Old-timers remember the history of twenty years ago with the introduction of the INN. In the winter of 2001 at the Trinity-Sergius Lavra was forced to pack a whole Theological Commission of the Moscow Patriarchate in order to figure out why among the parishioners there was a massive belief that the Number of the Beast 666 is “sewn up” in the INN barcodes, and now every Russian who acquires an INN will be uncomfortable. Metropolitan Filaret of Minsk and Slutsk was then forced to officially declare: “We heard the experts, we heard the exegetes, and came to the conclusion that 666 is not present either in the INN or in the electronic identity documents.” As the press reported,
“The mass protest in some regions of Russia has acquired the features of a well-prepared action aimed, if not at splitting society, then at creating civil tension, for sure. Inspired by other priests, groups of laity attack those leaving the church, inviting them to sign an appeal to the president and fill out ready-made forms of applications for the refusal of the TIN, reproduced in typography). These statements, where hundreds, and sometimes thousands, go to the tax office. “
How did it end? There was no revolution for sure, while it was not the authorities who spoke to the citizens, but the Russian Orthodox Church. Relapses of the then movement still arise in some demarches, like the letter of the hockey player Datsyuk about the SNILS pension insurance numbers, which he in 2019 sent to whom? Of course, to President Putin, but unrequited – Peskov said that the Kremlin knew nothing about it.

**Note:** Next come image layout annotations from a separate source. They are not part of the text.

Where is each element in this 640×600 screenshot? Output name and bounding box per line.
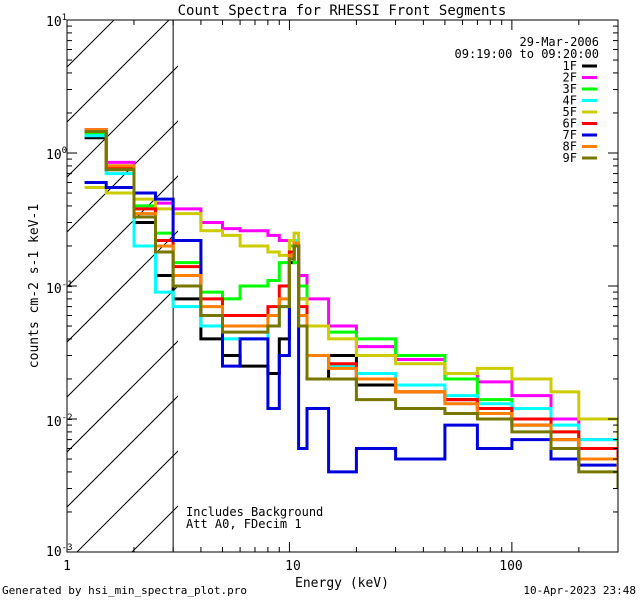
x-tick-label-100: 100 [499,559,522,574]
legend-label-2F: 2F [563,71,577,85]
y-tick-label-1e-2: 10-2 [46,413,73,430]
hatch-line [76,450,178,552]
chart-title: Count Spectra for RHESSI Front Segments [178,3,507,19]
x-tick-label-1: 1 [63,559,71,574]
series-2F [84,128,618,466]
hatch-line [67,340,178,453]
legend-label-6F: 6F [563,117,577,131]
series-9F [84,130,618,489]
series-7F [84,181,618,489]
legend-label-1F: 1F [563,59,577,73]
legend-label-4F: 4F [563,94,577,108]
excluded-region-hatch [0,0,178,552]
axis-ticks [66,20,619,553]
y-tick-label-1e-3: 10-3 [46,543,73,560]
footer-generated-by: Generated by hsi_min_spectra_plot.pro [2,584,247,597]
hatch-line [0,0,107,552]
legend-date: 29-Mar-2006 [520,35,599,49]
hatch-line [67,20,170,123]
hatch-line [67,285,178,398]
hatch-line [67,20,115,68]
series-layer [84,128,618,489]
footer-timestamp: 10-Apr-2023 23:48 [523,584,636,597]
legend-label-3F: 3F [563,82,577,96]
y-tick-label-1e1: 101 [46,13,67,30]
annotation-attenuator: Att A0, FDecim 1 [186,517,302,531]
legend-label-9F: 9F [563,151,577,165]
legend-label-5F: 5F [563,105,577,119]
series-6F [84,130,618,466]
annotation-background: Includes Background [186,505,323,519]
hatch-line [67,395,178,508]
hatch-line [67,65,178,178]
legend-label-7F: 7F [563,128,577,142]
y-axis-label: counts cm-2 s-1 keV-1 [27,204,42,368]
x-tick-label-10: 10 [285,559,301,574]
y-tick-label-1e0: 100 [46,146,67,163]
series-3F [84,132,618,472]
x-axis-label: Energy (keV) [295,576,389,591]
legend-time-range: 09:19:00 to 09:20:00 [455,47,600,61]
hatch-line [67,175,178,288]
hatch-line [67,230,178,343]
series-8F [84,128,618,480]
legend-label-8F: 8F [563,140,577,154]
series-4F [84,134,618,466]
y-tick-label-1e-1: 10-1 [46,280,73,297]
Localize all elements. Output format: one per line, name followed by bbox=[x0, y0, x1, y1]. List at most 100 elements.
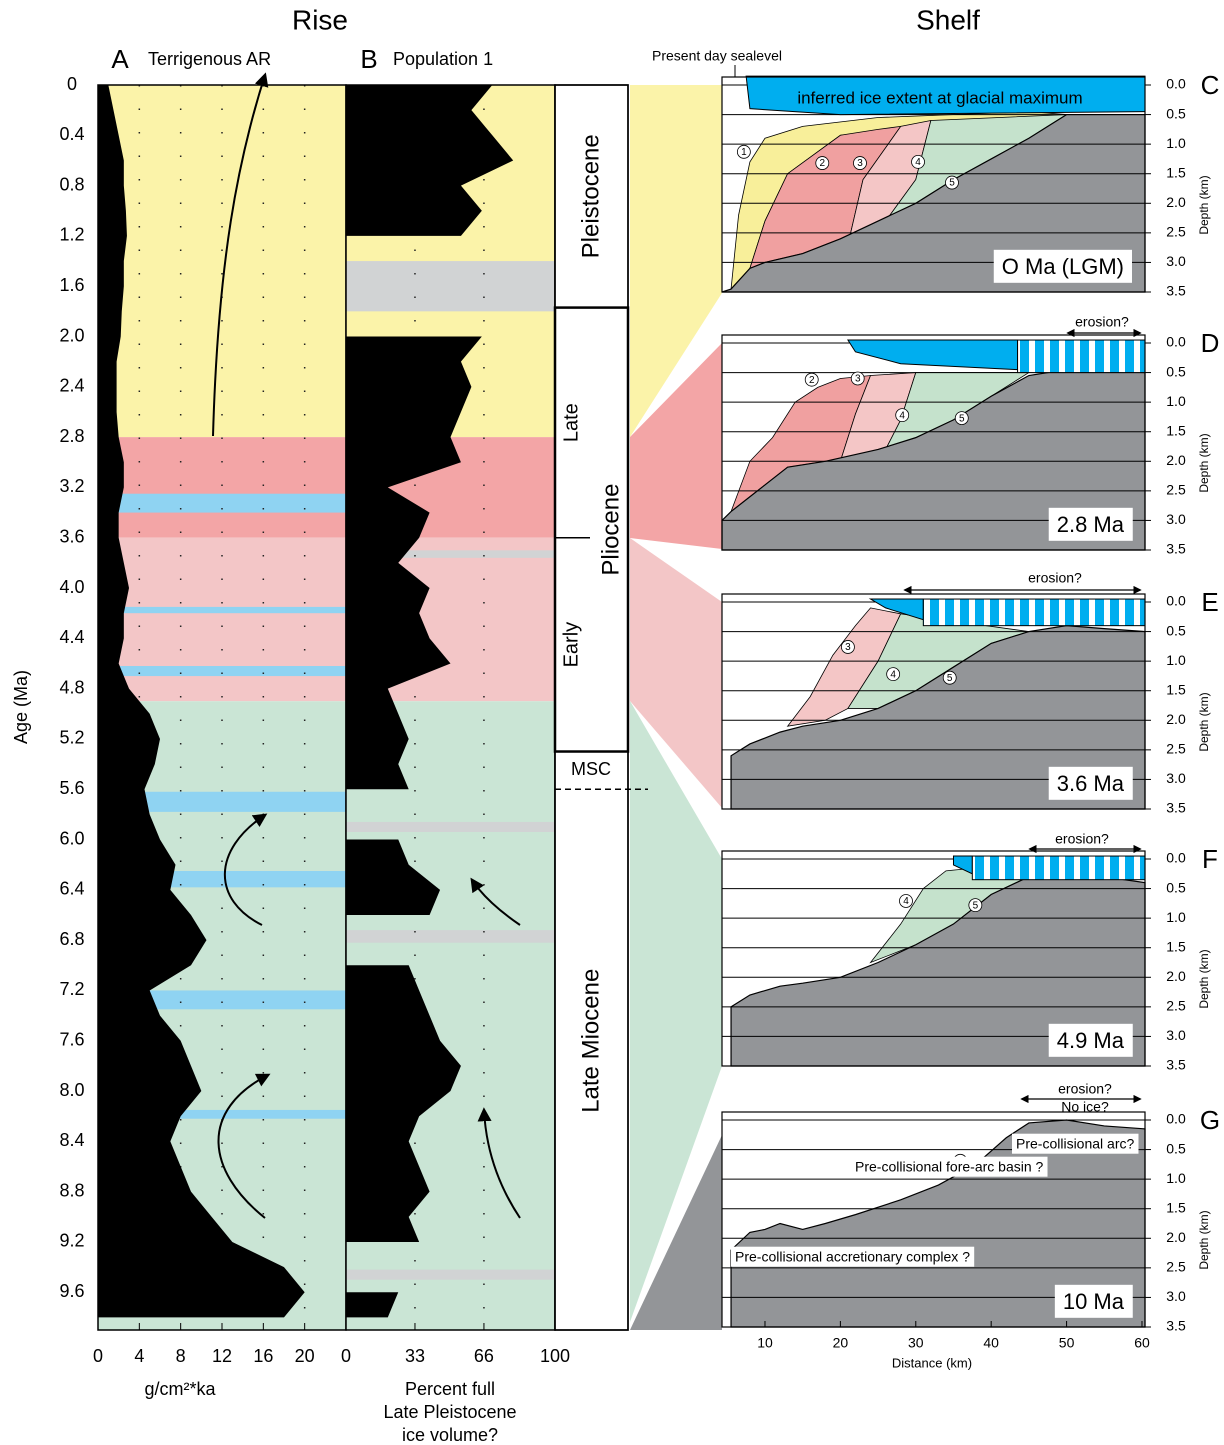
x-axis-label: Late Pleistocene bbox=[383, 1402, 516, 1422]
depth-axis-label: Depth (km) bbox=[1197, 949, 1211, 1008]
y-tick-label: 7.6 bbox=[59, 1030, 84, 1050]
depth-tick-label: 3.5 bbox=[1166, 283, 1186, 299]
unit-marker bbox=[895, 408, 910, 423]
depth-tick-label: 2.5 bbox=[1166, 482, 1186, 498]
x-tick-label: 12 bbox=[212, 1346, 232, 1366]
depth-tick-label: 2.5 bbox=[1166, 224, 1186, 240]
panel-frame bbox=[721, 850, 1146, 1067]
panel-title: Terrigenous AR bbox=[148, 49, 271, 69]
heading: Rise bbox=[292, 4, 348, 35]
panel-letter: D bbox=[1201, 328, 1220, 358]
depth-tick-label: 2.5 bbox=[1166, 1259, 1186, 1275]
depth-tick-label: 1.5 bbox=[1166, 164, 1186, 180]
y-tick-label: 2.0 bbox=[59, 325, 84, 345]
cold-event bbox=[98, 493, 346, 513]
depth-tick-label: 1.0 bbox=[1166, 1170, 1186, 1186]
erosion-label: erosion? bbox=[1028, 570, 1082, 586]
cold-event bbox=[98, 1109, 346, 1119]
unit-marker bbox=[954, 411, 969, 426]
ice-label: inferred ice extent at glacial maximum bbox=[797, 88, 1082, 107]
x-tick-label: 100 bbox=[540, 1346, 570, 1366]
unit-number: 3 bbox=[857, 158, 863, 169]
depth-tick-label: 3.5 bbox=[1166, 1057, 1186, 1073]
fans bbox=[630, 85, 722, 1330]
distance-tick-label: 30 bbox=[908, 1335, 924, 1351]
age-label: 3.6 Ma bbox=[1057, 771, 1125, 796]
depth-tick-label: 3.5 bbox=[1166, 800, 1186, 816]
unit-marker bbox=[945, 175, 959, 190]
age-label: 10 Ma bbox=[1063, 1289, 1125, 1314]
cold-event bbox=[98, 666, 346, 677]
ice bbox=[745, 75, 1146, 116]
fan bbox=[630, 538, 722, 808]
depth-tick-label: 3.5 bbox=[1166, 1318, 1186, 1334]
depth-tick-label: 2.0 bbox=[1166, 1229, 1186, 1245]
distance-tick-label: 20 bbox=[833, 1335, 849, 1351]
distance-tick-label: 10 bbox=[757, 1335, 773, 1351]
depth-tick-label: 1.5 bbox=[1166, 938, 1186, 954]
unit-marker bbox=[886, 667, 901, 682]
depth-tick-label: 3.0 bbox=[1166, 770, 1186, 786]
depth-tick-label: 3.0 bbox=[1166, 511, 1186, 527]
age-zone bbox=[98, 85, 346, 438]
depth-tick-label: 0.5 bbox=[1166, 363, 1186, 379]
unit-marker bbox=[736, 144, 751, 159]
unit-number: 5 bbox=[949, 178, 955, 189]
depth-tick-label: 2.0 bbox=[1166, 711, 1186, 727]
fan bbox=[630, 343, 722, 549]
unit-marker bbox=[911, 154, 925, 169]
y-tick-label: 2.8 bbox=[59, 426, 84, 446]
label-box bbox=[1048, 507, 1133, 541]
note: Pre-collisional arc? bbox=[1016, 1136, 1134, 1152]
panel-frame bbox=[721, 334, 1146, 551]
y-tick-label: 8.0 bbox=[59, 1080, 84, 1100]
unit-marker bbox=[853, 156, 867, 170]
depth-tick-label: 1.0 bbox=[1166, 135, 1186, 151]
distance-axis-label: Distance (km) bbox=[892, 1355, 972, 1370]
cold-event bbox=[98, 791, 346, 812]
y-tick-label: 0.8 bbox=[59, 174, 84, 194]
y-tick-label: 8.4 bbox=[59, 1130, 84, 1150]
distance-tick-label: 60 bbox=[1134, 1335, 1150, 1351]
age-label: 4.9 Ma bbox=[1057, 1028, 1125, 1053]
panel-letter: E bbox=[1201, 587, 1218, 617]
ice-eroded bbox=[971, 855, 1146, 881]
unit-marker bbox=[968, 898, 983, 913]
y-tick-label: 4.8 bbox=[59, 677, 84, 697]
distance-tick-label: 50 bbox=[1059, 1335, 1075, 1351]
depth-tick-label: 0.5 bbox=[1166, 879, 1186, 895]
panel-letter: C bbox=[1201, 70, 1220, 100]
label-box bbox=[731, 1246, 975, 1267]
depth-axis-label: Depth (km) bbox=[1197, 1210, 1211, 1269]
strat-label: Late Miocene bbox=[577, 969, 604, 1113]
y-tick-label: 8.8 bbox=[59, 1180, 84, 1200]
label-box bbox=[993, 249, 1132, 283]
unit-number: 3 bbox=[845, 642, 851, 653]
unit-marker bbox=[841, 640, 855, 654]
panel-letter: B bbox=[360, 44, 377, 74]
strat-unit bbox=[554, 750, 629, 1331]
depth-tick-label: 2.5 bbox=[1166, 741, 1186, 757]
x-axis-label: g/cm²*ka bbox=[144, 1379, 216, 1399]
erosion-label: erosion? bbox=[1058, 1081, 1112, 1097]
data-gap bbox=[346, 1269, 555, 1280]
age-label: O Ma (LGM) bbox=[1002, 254, 1124, 279]
depth-axis-label: Depth (km) bbox=[1197, 692, 1211, 751]
depth-tick-label: 2.5 bbox=[1166, 998, 1186, 1014]
label-box bbox=[851, 1156, 1048, 1177]
depth-tick-label: 0.0 bbox=[1166, 76, 1186, 92]
unit-marker bbox=[850, 371, 865, 386]
depth-tick-label: 0.5 bbox=[1166, 622, 1186, 638]
label-box bbox=[1054, 1284, 1133, 1318]
trend-arrow bbox=[223, 813, 268, 926]
strat-label: Pliocene bbox=[597, 484, 624, 576]
cold-event bbox=[98, 606, 346, 614]
unit-number: 5 bbox=[959, 413, 965, 424]
depth-tick-label: 3.0 bbox=[1166, 1288, 1186, 1304]
trend-arrow bbox=[477, 1107, 521, 1219]
depth-tick-label: 1.0 bbox=[1166, 393, 1186, 409]
age-label: 2.8 Ma bbox=[1057, 512, 1125, 537]
y-tick-label: 6.4 bbox=[59, 879, 84, 899]
y-axis-label: Age (Ma) bbox=[11, 670, 31, 744]
y-tick-label: 9.2 bbox=[59, 1231, 84, 1251]
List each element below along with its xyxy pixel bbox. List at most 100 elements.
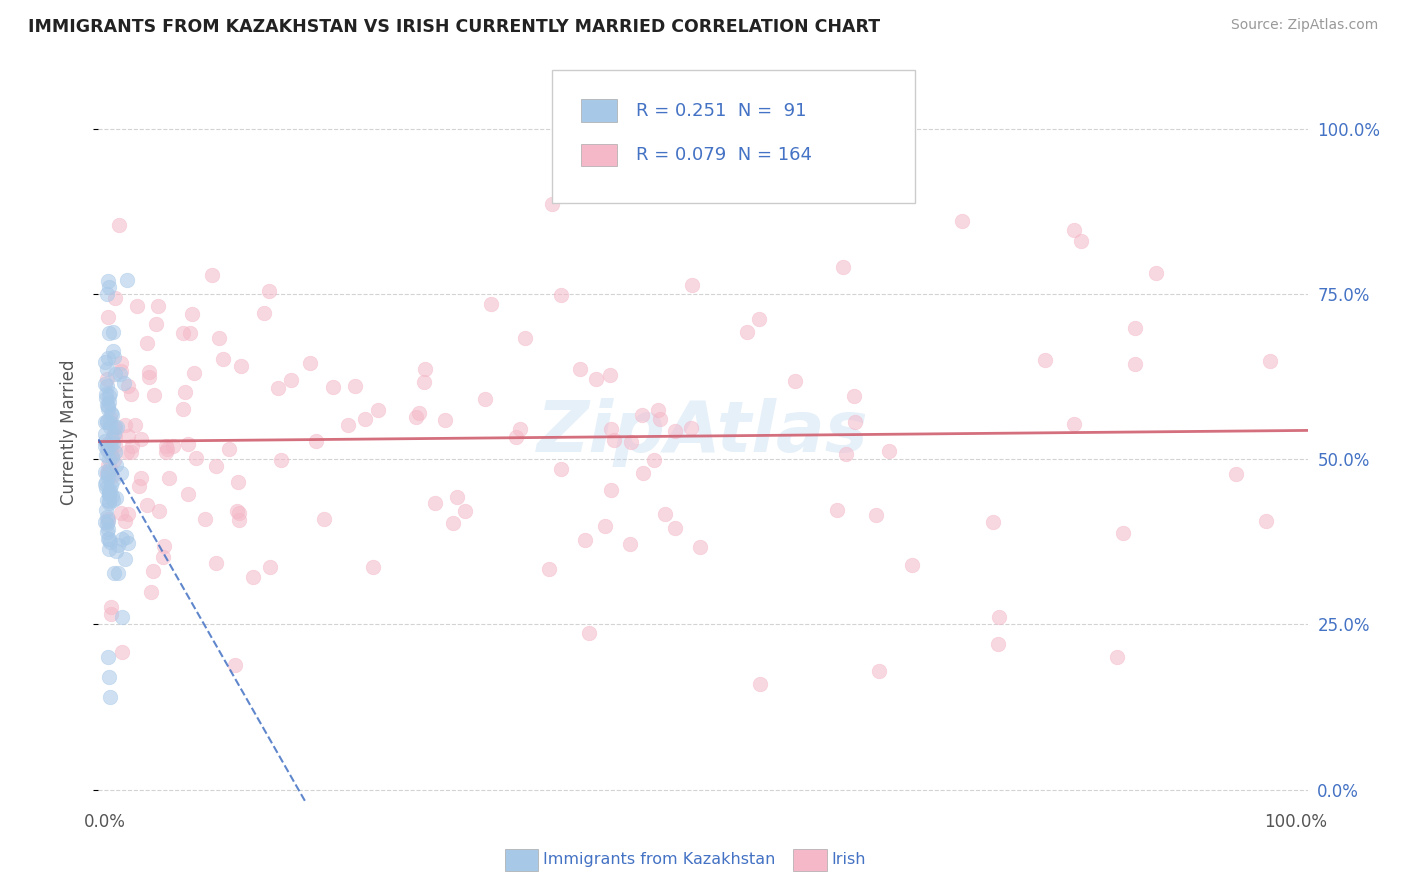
Point [103, 453, 125, 467]
Point [104, 291, 127, 305]
Point [96, 467, 118, 481]
Text: R = 0.251  N =  91: R = 0.251 N = 91 [637, 102, 807, 120]
Point [541, 197, 564, 211]
Point [155, 445, 177, 459]
Point [865, 508, 887, 523]
Point [208, 331, 231, 345]
Point [115, 273, 138, 287]
Point [987, 637, 1010, 651]
Point [114, 514, 136, 528]
Point [834, 447, 856, 461]
Point [162, 439, 184, 453]
Point [96, 378, 118, 392]
Point [367, 402, 389, 417]
Point [111, 645, 134, 659]
Point [619, 537, 641, 551]
Point [1063, 223, 1085, 237]
Point [112, 376, 135, 390]
Point [1070, 234, 1092, 248]
Point [454, 504, 477, 518]
Point [96, 437, 118, 451]
Point [413, 376, 436, 390]
Point [114, 552, 136, 566]
Point [226, 503, 249, 517]
Point [96, 415, 118, 429]
Point [104, 458, 127, 472]
Point [446, 490, 468, 504]
Point [505, 430, 527, 444]
Point [585, 372, 607, 386]
Point [224, 657, 246, 672]
Point [138, 370, 160, 384]
Point [1033, 352, 1056, 367]
Point [110, 466, 132, 480]
Point [713, 168, 735, 182]
Point [748, 677, 770, 691]
Point [1260, 354, 1282, 368]
Point [152, 539, 174, 553]
Point [96, 286, 118, 301]
Point [737, 325, 759, 339]
Point [868, 664, 890, 678]
Point [96, 362, 118, 376]
Point [550, 461, 572, 475]
Point [194, 512, 217, 526]
Point [96, 372, 118, 386]
Point [218, 442, 240, 456]
Point [103, 421, 125, 435]
Point [103, 426, 125, 441]
Point [101, 490, 124, 504]
Point [631, 466, 654, 480]
Point [115, 444, 138, 458]
Point [98, 411, 121, 425]
Point [100, 406, 122, 420]
Point [97, 326, 120, 340]
Point [180, 307, 202, 321]
Point [100, 607, 122, 622]
Point [184, 451, 207, 466]
Point [183, 366, 205, 380]
Point [100, 478, 122, 492]
Point [107, 538, 129, 552]
Point [312, 512, 335, 526]
Point [98, 483, 121, 497]
FancyBboxPatch shape [551, 70, 915, 203]
Point [172, 401, 194, 416]
Point [105, 420, 128, 434]
Point [98, 542, 121, 557]
Point [135, 336, 157, 351]
Point [783, 374, 806, 388]
Point [1144, 267, 1167, 281]
Point [983, 515, 1005, 529]
Point [509, 422, 531, 436]
Point [117, 428, 139, 442]
Point [201, 268, 224, 282]
Point [600, 422, 623, 436]
Point [1256, 514, 1278, 528]
Point [104, 367, 127, 381]
Point [322, 380, 344, 394]
Point [148, 299, 170, 313]
Point [515, 331, 537, 345]
Point [97, 484, 120, 499]
Point [98, 386, 121, 401]
Point [104, 438, 127, 452]
Point [96, 516, 118, 531]
Point [748, 312, 770, 326]
Point [100, 433, 122, 447]
Point [94, 355, 117, 369]
Point [101, 429, 124, 443]
Point [101, 326, 124, 340]
Point [172, 326, 194, 340]
Point [689, 541, 711, 555]
Point [97, 402, 120, 417]
Point [900, 558, 922, 572]
Point [94, 387, 117, 401]
Point [1125, 320, 1147, 334]
Point [96, 481, 118, 495]
Point [844, 415, 866, 429]
Point [100, 437, 122, 451]
Point [252, 306, 274, 320]
FancyBboxPatch shape [581, 144, 617, 166]
Point [825, 502, 848, 516]
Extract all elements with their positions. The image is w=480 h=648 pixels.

This irresponsibility is perhaps a more significant problem than the very misconceptions of subjects about the flat earth, the number of the Beast, or the seizure of television by alien forces. When the government suddenly turns out to be driven by good intentions to do something useful, right up to saving the very life of the population, even with a strong desire, it cannot explain what it wants – the explanation has long and reliably atrophied. In the 2000s, Russia entered with a rich tradition of unsuccessful communication between people and their bosses, either about GKO bonds, or vouchers, or missing deposits in Sberbank.
Members of the Politburo of the CPSU Central Committee Gorbachev and Yeltsin, who turned into democrats, seemed to be trying to overcome their inability and unwillingness to talk, but both suffered crushing failure. At the same time, not just bosses, but specific specialists should talk to people on specific issues. However, Chubais and Kiriyenko did not even try to do this at all, and successfully implemented this tradition under the Putin administration (for which Putin has to take the rap with many hours of straight lines, after which The Insider’s editors are forced to write refutations of 10-15 “main points each time the president lied “).
People have become accustomed to this for several generations, and therefore have developed a basic instinct “If you don’t touch us, then we won’t touch you, – for God’s sake, kill foreign agents and liberals, we don’t know who they are at all, but we like- we will interrupt someday. So far, this does not concern the personal pocket or the body of a “loyal voter,” or attempts to see what he is doing. We will close our eyes to your geopolitical antics and torture in prisons – and you do not peep how we do not pay taxes and spread a virus that, by the way, no one has seen.